Some days it was rather cold, especially when we were outside at night photographing the Milky Way in a Quiver Tree Forest near Keetmanshoop (the farthest point south on our journey), and, though right now it is the Namibian winter, we experienced days in the desert sun that reached into the 90s.
The Quiver Tree (Kokerboom in Afrikaans) is not really a tree, but a plant in the Aloe family. The “trees” are most often seen standing singly in very arid and rocky areas. They can grow to between 200 and 300 years old and reach about 30 feet in height. From a distance they look like huge lollipops on the horizon as Dr. Seuss might draw them.
The trunk of the Quiver Tree is tapered and covered with a rich brown yellow-patterned bark that flakes off leaving a scaly effect on the trunk. The edges of these scales can be quite sharp. I know, because I ran my hand over one and walked away with several small nicks in my fingers. The core of the trunk is mainly fibrous which allows for water storage.
Older trees bristle with a profusion of branches that are silver in appearance. The tree branches exude fine droplets of a liquid that, when dried, leaves behind a silver talcum-like powder that helps reflect the bright light, acting like a natural sun-screen keeping the trees cool.
My images were captured on a 2,500 mile expedition over mostly bumpy and dusty dirt roads, and thus it will take a long time before I am finished with the necessary sorting and editing. In the meantime I will be sharing some of my favorites with a few comments in successive posts.
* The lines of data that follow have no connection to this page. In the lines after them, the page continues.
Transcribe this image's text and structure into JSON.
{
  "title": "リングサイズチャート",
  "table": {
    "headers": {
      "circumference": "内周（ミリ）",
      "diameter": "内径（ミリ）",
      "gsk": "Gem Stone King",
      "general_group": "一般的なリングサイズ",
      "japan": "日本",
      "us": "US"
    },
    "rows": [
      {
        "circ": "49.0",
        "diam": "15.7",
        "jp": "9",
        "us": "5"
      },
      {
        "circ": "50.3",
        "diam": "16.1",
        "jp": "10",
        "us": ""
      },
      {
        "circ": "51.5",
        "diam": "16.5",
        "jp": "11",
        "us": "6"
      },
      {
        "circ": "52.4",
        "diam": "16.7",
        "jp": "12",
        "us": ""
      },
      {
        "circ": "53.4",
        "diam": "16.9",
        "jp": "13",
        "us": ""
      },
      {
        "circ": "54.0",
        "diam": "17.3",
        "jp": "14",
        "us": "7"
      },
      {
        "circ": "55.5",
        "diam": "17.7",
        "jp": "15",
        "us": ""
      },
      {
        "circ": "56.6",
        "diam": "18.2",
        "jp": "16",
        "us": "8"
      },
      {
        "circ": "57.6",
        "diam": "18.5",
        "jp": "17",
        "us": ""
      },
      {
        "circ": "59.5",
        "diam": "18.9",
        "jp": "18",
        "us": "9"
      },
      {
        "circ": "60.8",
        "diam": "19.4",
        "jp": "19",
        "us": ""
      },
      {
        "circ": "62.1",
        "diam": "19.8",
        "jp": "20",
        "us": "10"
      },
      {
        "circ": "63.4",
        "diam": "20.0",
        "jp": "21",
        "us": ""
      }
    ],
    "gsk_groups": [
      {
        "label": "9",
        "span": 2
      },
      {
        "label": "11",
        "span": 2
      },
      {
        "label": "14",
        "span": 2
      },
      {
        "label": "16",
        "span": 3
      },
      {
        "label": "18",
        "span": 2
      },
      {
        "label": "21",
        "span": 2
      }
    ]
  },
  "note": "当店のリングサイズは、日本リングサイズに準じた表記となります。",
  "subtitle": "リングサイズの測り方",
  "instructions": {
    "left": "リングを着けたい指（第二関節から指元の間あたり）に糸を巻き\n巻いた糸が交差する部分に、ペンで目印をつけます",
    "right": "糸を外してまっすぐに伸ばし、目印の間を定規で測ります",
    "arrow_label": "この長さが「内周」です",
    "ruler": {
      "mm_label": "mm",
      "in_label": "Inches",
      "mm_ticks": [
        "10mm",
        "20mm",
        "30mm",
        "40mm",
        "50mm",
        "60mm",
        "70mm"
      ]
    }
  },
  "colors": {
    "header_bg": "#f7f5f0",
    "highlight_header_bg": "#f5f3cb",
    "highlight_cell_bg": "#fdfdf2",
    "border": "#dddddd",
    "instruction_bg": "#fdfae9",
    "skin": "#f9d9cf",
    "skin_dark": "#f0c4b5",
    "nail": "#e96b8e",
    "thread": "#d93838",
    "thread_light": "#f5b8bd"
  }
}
For the creatures and the peoples that live in Namibia (lots of Lutherans) it is paradise (if you can live with very little water!). The gingerbread-looking Christ Church Lutheran in the capital city of Windhoek was built in 1907 and still has worship services in German. But my favorite choruses came at night when I heard the sounds of singing and drums in the distance and the gentle lapping of water by giraffes and rhinos in the Okaukuejo waterhole at Etosha National Park.
The journey to this strange and remote land was spiritual and humbling. It is said we are all children of Mother Africa, and I have come to believe this after laughing with women in a Himba village and doing my own dance in the desert dunes trying to shake off a lizard that had crawled up my pant leg. (pictured here). I survived that episode, but the sights and experience of Namibia as a whole will be with me forever.